WHAT do the public investors expect from the two listed oil companies in their financial disclosures? Will they rejoice over the huge net profits disclosed in these companies’ quarterly reports?
Those who trade on listed shares of either Petron Corp. or Pilipinas Shell Petroleum Corp. may find themselves in a quandary over whether or not they should be happy with the two companies’ profits.
Such profitability happens at the expense of the public, who may be both consumers and stockholders. As investors, they definitely welcome the two oil giants’ report of retained earnings, which determine a company’s ability to pay dividends.
Aside from watching the rise and fall of the share prices of the two oil companies, the public also closely monitors the utilization of the two companies’ annual profits reported in audited year-end financial statements.
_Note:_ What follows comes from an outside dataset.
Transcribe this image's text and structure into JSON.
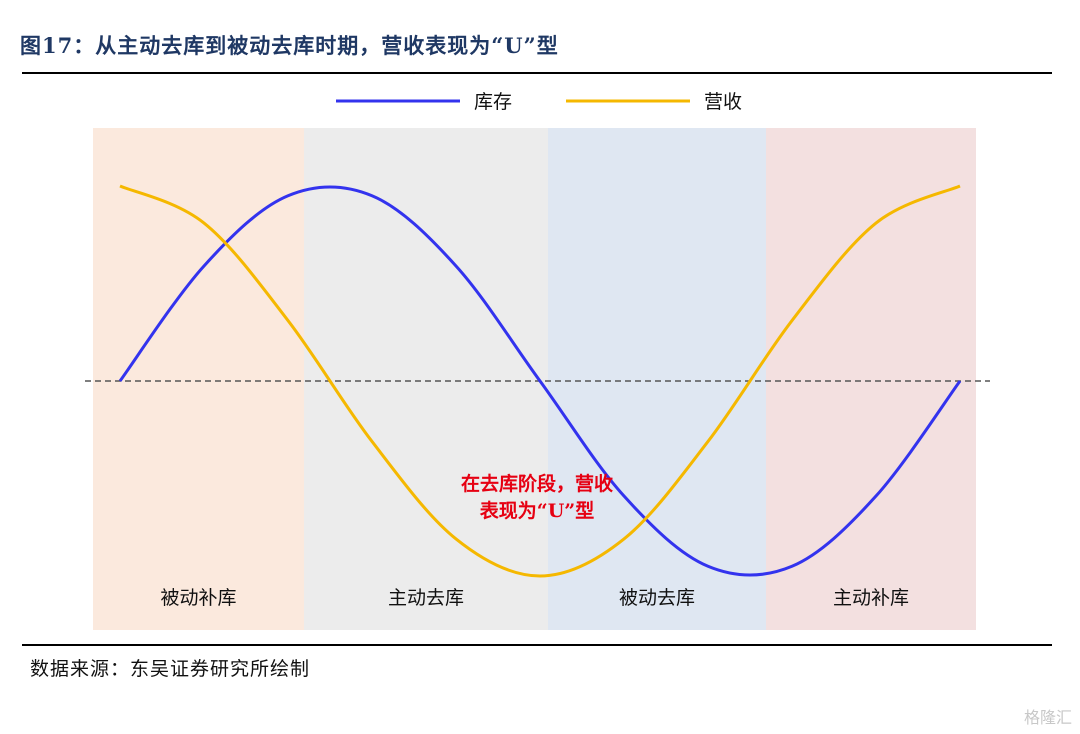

How much of their profits do Petron and Dutch-owned Pilipinas Shell distribute as dividends, either in cash or in stock? How much of the latter’s income is repatriated to its parent company?
Shell Overseas Investments B.V., a unit of Royal Dutch Shell, is the beneficial owner of 890.86 million common shares, or 55.21 percent, of the outstanding common shares of Pilipinas Shell.
Public investors look forward to reaping the rewards of their investments either by selling at a high the common shares they had accumulated, or by investing more in the two stocks in anticipation of oil price increases.
However, Due Diligencer is not reviewing the financials of Petron and Pilipinas Shell. Rather, it is focusing on the ownership profiles of Petron and Pilipinas Shell, which, along with Chevron Philippines Inc., make up the Big Three oil companies. The public is advised to surf www.edge.pse.com.ph for the two oil giants’ financial performance.
The authorized capital stock of Petron consisted of 9,375,104,497 common shares and 624,895,503 preferred shares, according to a general information sheet (GIS) posted on June 16 on the website of the Philippine Stock Exchange (PSE). Both classes carried a par value of P1.00.
Of Petron’s authorized capital stock, 9,385,104,497 shares were paid up, of which 9,375,104,497 were common shares. Having fully issued its common shares, the oil retailer has to raise the number of common shares in its authorized capital stock.
Of the total outstanding capital stock, 147,778 Filipinos own 9,008,442,964 shares, or 95.881 percent, divided further into 8,998,499,629 common shares and 9,943,335 preferred shares owned by 147,700 and 78 Filipinos, respectively.
While foreigners are allowed up to 100 percent ownership in Petron, only 210 of them hold 376,604,868 common shares, or 4.013 percent. Of their total holdings, 207 own 376,604,868 common shares, while two shareholders own 33,810 preferred series 2A shares and one owns 22,855 preferred series 2A shares.
Like other listed companies, Petron is required to file a public ownership report (POR), which is based only on outstanding common shares.
In some PORs, the public investors are made to appear as significant stockholders. In the case of Petron, their close to 24-percent ownership should have entitled them to at least three seats in the 15-person board. Unfortunately, the public investors don’t.
Petron listed in its POR three principal stockholders with combined holdings of 7,130,912,221 common shares, or 76.06 percent of 9,375,104,497 outstanding common shares, and 75.981 percent of 9,385,104,497 shares in outstanding capital stock. These are SEA Refinery Corp. which had 4,696,885,564 common shares or 50.1 percent of 9,375,104,497 outstanding common shares; Petron Corp. Employees’ Retirement Fund, 731,156,097 common shares or 7.8 percent; and San Miguel Corp., 1,702,870,560 common shares or 18.16 percent.
Petron credited the public with ownership of 2,234,953,829 common shares, or 23.84 percent. The rest of the oil company’s common shares were held by company insiders.
Why doesn’t the Securities and Exchange Commission (SEC) review the policies governing listed companies?
Instead of increasing to 20 percent from 10 percent the number of common shares that the public investors should own, the SEC should first look into the ownership profiles of listed companies to see if they are fully compliant with the 10-percent minimum public ownership rule.
As Due Diligencer has long suggested, the holdings of PCD Nominee Corp. should be dissected to identify the beneficial stockholders. Why does the SEC continue to tolerate the traditional practice of beneficial stockholders hiding behind PCD Nominee, which acts only as the record stockholder?
As a regulatory authority, the SEC has the power to impose the rules. If the agency’s officials are really serious in making listed companies public at the same time, they must require the inclusion of preferred shares in the POR presentation.
Even stockbrokers act as shelters for common shares that are available for trading sans the identities of the beneficial owners.
Will the SEC, and the PSE too, allow the stock exchange to become a venue for money laundering? Just asking. Due Diligencer will take up Pilipinas Shell in next piece.